7. Pour dire que la rupture anticipée du contrat de professionnalisation de la salariée reposait sur une faute grave, l'arrêt retient qu'un second avertissement lui avait été décerné par l'établissement de formation en raison de 72 heures d'absences injustifiées, correspondant à 10 journées d'absence sur sept mois, dont l'employeur avait eu connaissance le 12 juin 2017 et qu'elle s'était abstenue, de manière réitérée, de suivre l'enseignement correspondant à sa formation, en dépit de ses obligations contractuelles, d'un premier avertissement du centre de formation, d'une mise en garde par sa tutrice après le 31 octobre 2016 et d'un rappel de son responsable hiérarchique le 6 février 2017.
8. En se déterminant ainsi, sans rechercher, comme elle y était invitée par les conclusions de la salariée, si la procédure de licenciement avait été mise en oeuvre dans un délai restreint après la constatation par l'employeur des faits, le 12 juin 2017, la cour d'appel a privé sa décision de base légale.

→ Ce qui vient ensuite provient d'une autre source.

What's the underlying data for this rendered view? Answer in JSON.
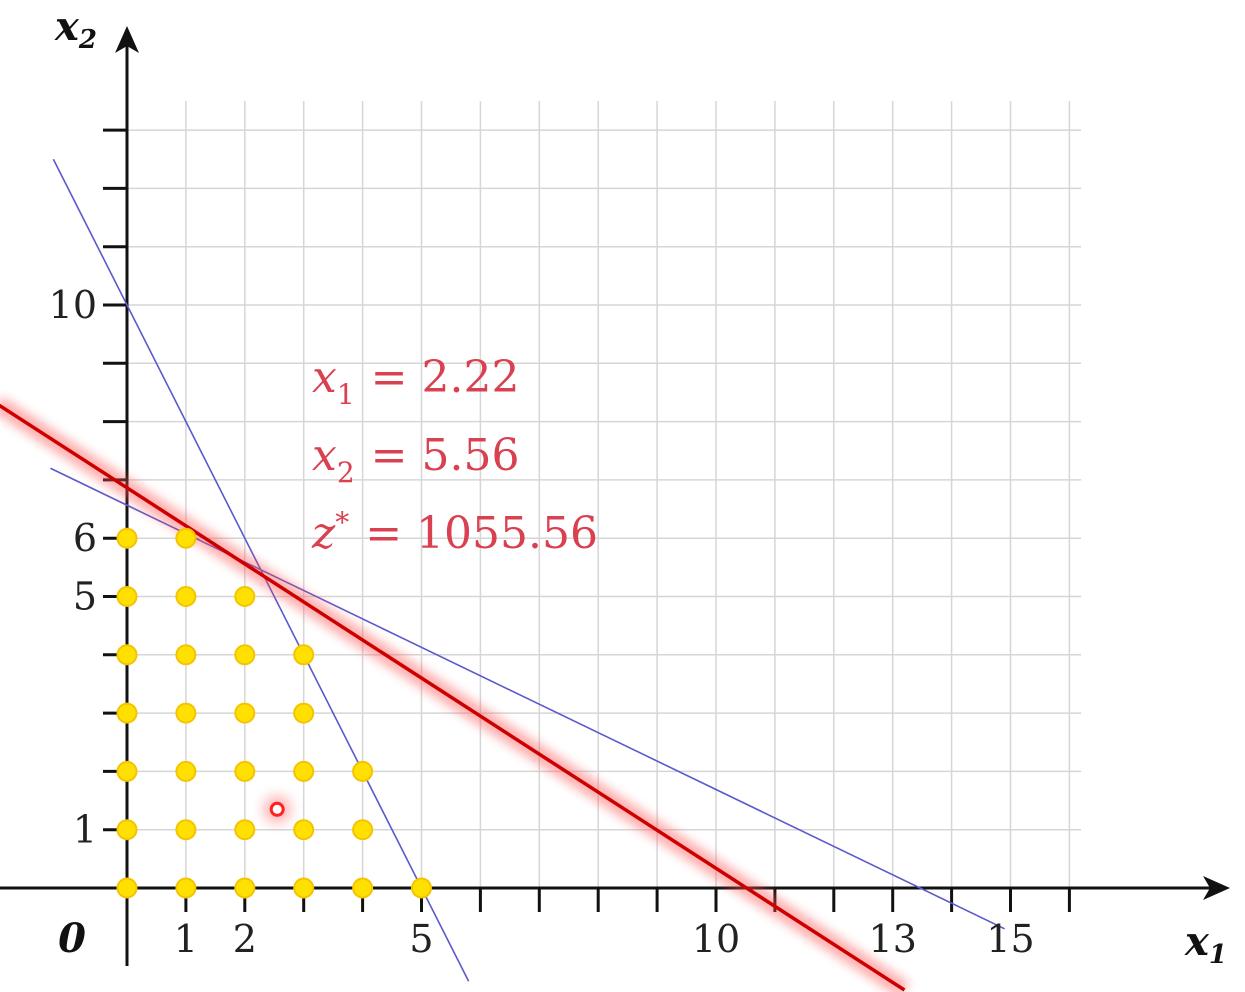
{
  "chart_data": {
    "type": "scatter",
    "title": "",
    "xlabel": "x",
    "xlabel_sub": "1",
    "ylabel": "x",
    "ylabel_sub": "2",
    "origin_label": "0",
    "xlim": [
      -2.2,
      18.5
    ],
    "ylim": [
      -1.3,
      14.6
    ],
    "grid": true,
    "x_ticks": [
      1,
      2,
      3,
      4,
      5,
      6,
      7,
      8,
      9,
      10,
      11,
      12,
      13,
      14,
      15,
      16
    ],
    "y_ticks": [
      1,
      2,
      3,
      4,
      5,
      6,
      7,
      8,
      9,
      10,
      11,
      12,
      13
    ],
    "x_tick_labels": [
      {
        "x": 1,
        "text": "1"
      },
      {
        "x": 2,
        "text": "2"
      },
      {
        "x": 5,
        "text": "5"
      },
      {
        "x": 10,
        "text": "10"
      },
      {
        "x": 13,
        "text": "13"
      },
      {
        "x": 15,
        "text": "15"
      }
    ],
    "y_tick_labels": [
      {
        "y": 1,
        "text": "1"
      },
      {
        "y": 5,
        "text": "5"
      },
      {
        "y": 6,
        "text": "6"
      },
      {
        "y": 10,
        "text": "10"
      }
    ],
    "constraint_lines": [
      {
        "x1": -1.25,
        "y1": 12.5,
        "x2": 5.8,
        "y2": -1.6,
        "color": "#5a5acc"
      },
      {
        "x1": -1.3,
        "y1": 7.2,
        "x2": 14.9,
        "y2": -0.7,
        "color": "#5a5acc"
      }
    ],
    "objective_line": {
      "x1": -2.2,
      "y1": 8.3,
      "x2": 13.2,
      "y2": -1.75,
      "color": "#cc0000"
    },
    "feasible_points": [
      {
        "x": 0,
        "y": 0
      },
      {
        "x": 1,
        "y": 0
      },
      {
        "x": 2,
        "y": 0
      },
      {
        "x": 3,
        "y": 0
      },
      {
        "x": 4,
        "y": 0
      },
      {
        "x": 5,
        "y": 0
      },
      {
        "x": 0,
        "y": 1
      },
      {
        "x": 1,
        "y": 1
      },
      {
        "x": 2,
        "y": 1
      },
      {
        "x": 3,
        "y": 1
      },
      {
        "x": 4,
        "y": 1
      },
      {
        "x": 0,
        "y": 2
      },
      {
        "x": 1,
        "y": 2
      },
      {
        "x": 2,
        "y": 2
      },
      {
        "x": 3,
        "y": 2
      },
      {
        "x": 4,
        "y": 2
      },
      {
        "x": 0,
        "y": 3
      },
      {
        "x": 1,
        "y": 3
      },
      {
        "x": 2,
        "y": 3
      },
      {
        "x": 3,
        "y": 3
      },
      {
        "x": 0,
        "y": 4
      },
      {
        "x": 1,
        "y": 4
      },
      {
        "x": 2,
        "y": 4
      },
      {
        "x": 3,
        "y": 4
      },
      {
        "x": 0,
        "y": 5
      },
      {
        "x": 1,
        "y": 5
      },
      {
        "x": 2,
        "y": 5
      },
      {
        "x": 0,
        "y": 6
      },
      {
        "x": 1,
        "y": 6
      }
    ],
    "point_color": "#ffe000",
    "highlight_point": {
      "x": 2.55,
      "y": 1.35,
      "color": "#ff2020"
    },
    "annotations": [
      {
        "var": "x",
        "sub": "1",
        "sup": "",
        "value": "= 2.22"
      },
      {
        "var": "x",
        "sub": "2",
        "sup": "",
        "value": "= 5.56"
      },
      {
        "var": "z",
        "sub": "",
        "sup": "*",
        "value": "= 1055.56"
      }
    ],
    "annotation_color": "#d94050"
  }
}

PAR CES MOTIFS, et sans qu'il y ait lieu de statuer sur les autres griefs, la Cour :
CASSE ET ANNULE, sauf en ce qu'il rejette la fin de non-recevoir tirée de la prescription des faits fautifs, l'arrêt rendu le 20 octobre 2021, entre les parties, par la cour d'appel de Paris ;
Remet, sauf sur ce point, l'affaire et les parties dans l'état où elles se trouvaient avant cet arrêt et les renvoie devant la cour d'appel de Paris autrement composée ;
Condamne la société GRDF aux dépens ;
En application de l'article 700 du code de procédure civile, condamne la société GRDF à payer à la SAS Buk Lament-Robillot la somme de 3 000 euros ;
Dit que sur les diligences du procureur général près la Cour de cassation, le présent arrêt sera transmis pour être transcrit en marge ou à la suite de l'arrêt partiellement cassé ;
Ainsi fait et jugé par la Cour de cassation, chambre sociale, et prononcé par le président en son audience publique du onze septembre deux mille vingt-quatre.